Mit dem anhaltenden Lockdown ist der Zugang zu kulturellen Angeboten außerhalb der eigenen vier Wände weiterhin empfindlich eingeschränkt – ein Umstand, der das Buch noch mehr als sonst zu einer willkommenen Alternative werden lässt. Bei der Qual der Wahl der passenden Lektüre stehen wir natürlich gern hilfreich zur Seite — mit Büchertipps zu aktuellen Neuerscheinungen. Heute:
Yulia Marfutova: »Der Himmel vor hundert Jahren«
Zauberhafte Realitätsfluchten
Yulia Marfutovas „Der Himmel vor hundert Jahren“ setzt um 1918 ein – irgendwo in den Tiefen Russlands, „am abgelegensten und vergessensten Ort des Reiches“, in einem Dorf, dessen Bewohner zum Großteil noch nie das jenseitige Ufer des Flusses vor ihrer Haustür betreten haben, für die das Dorfleben alles Bekannte ausmacht und alles andere, alles, was außerhalb der Dorfgrenzen ist oder von daher kommt, eher argwöhnisch beäugen. Wie etwa das Barometer, mit dem der alte Ilja seit Neuestem das Wetter studiert und das von allen nur „das Röhrchen“ genannt wird. Pjotr, sein Konkurrent im Rennen um das Amt des Dorfältesten hält es da lieber mit der guten alten Tradition, vertraut auf Weisheiten, Mythen und Aberglauben.

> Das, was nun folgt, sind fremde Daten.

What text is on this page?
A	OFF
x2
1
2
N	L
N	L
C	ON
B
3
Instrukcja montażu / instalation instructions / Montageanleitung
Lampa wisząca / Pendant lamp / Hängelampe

Wie wiederum auch Iljas Frau Inna Nikolajewna, die gutem, altem osteuropäischen Aberglauben folgend fest daran glaubt, dass ein Fremder im Dorf erscheinen wird, weil sie ein Messer hat fallen lassen. Und tatsächlich taucht dieser wenig später auf: barfuß, aber in schmucker Uniform, nur bedingt auskunftsfreudig, dafür steter Quell zahlloser Gerüchte und Vermutungen, die nun durchs Dorf geistern. Offizier? Deserteur? Scharlatan? Keiner weiß wirklich etwas, jeder meint etwa zu wissen. Pjotr ist von all dem wenig begeistert und beschließt, die Flussgeister um Hilfe zu bitten, über ihr Wohlergehen zu wachen – und verschwindet spurlos. Woraufhin ganz ohne Prophezeiung erneut zwei Neuankömmlinge auftauchen und alle gewohnte Ordnung vollends aus dem Ruder laufen lassen…
Die 1988 in Moskau geborene, in Deutschland studierte und derzeit in den USA lebende Yulia Marfutova hat mit „Der Himmel vor hundert Jahren“ einen Debütroman vorgelegt, der im wahrsten Sinne des Wortes nichts anderes will als zu erzählen – und das ganz so, als sei er aus dem Lessing‘sche Credo „Schreibe, wie Du redest, so schreibst Du schön“ geboren: als ein wunderbar vor sich hinwabernder Erzählreigen, der in seiner surreal-märchenhaften Anmutung nicht nur enormen Unterhaltungswert besitzt, sondern auch ein ureigenes Gefühl wohliger Geborgenheit verbreitet. Ganz starker Wurf.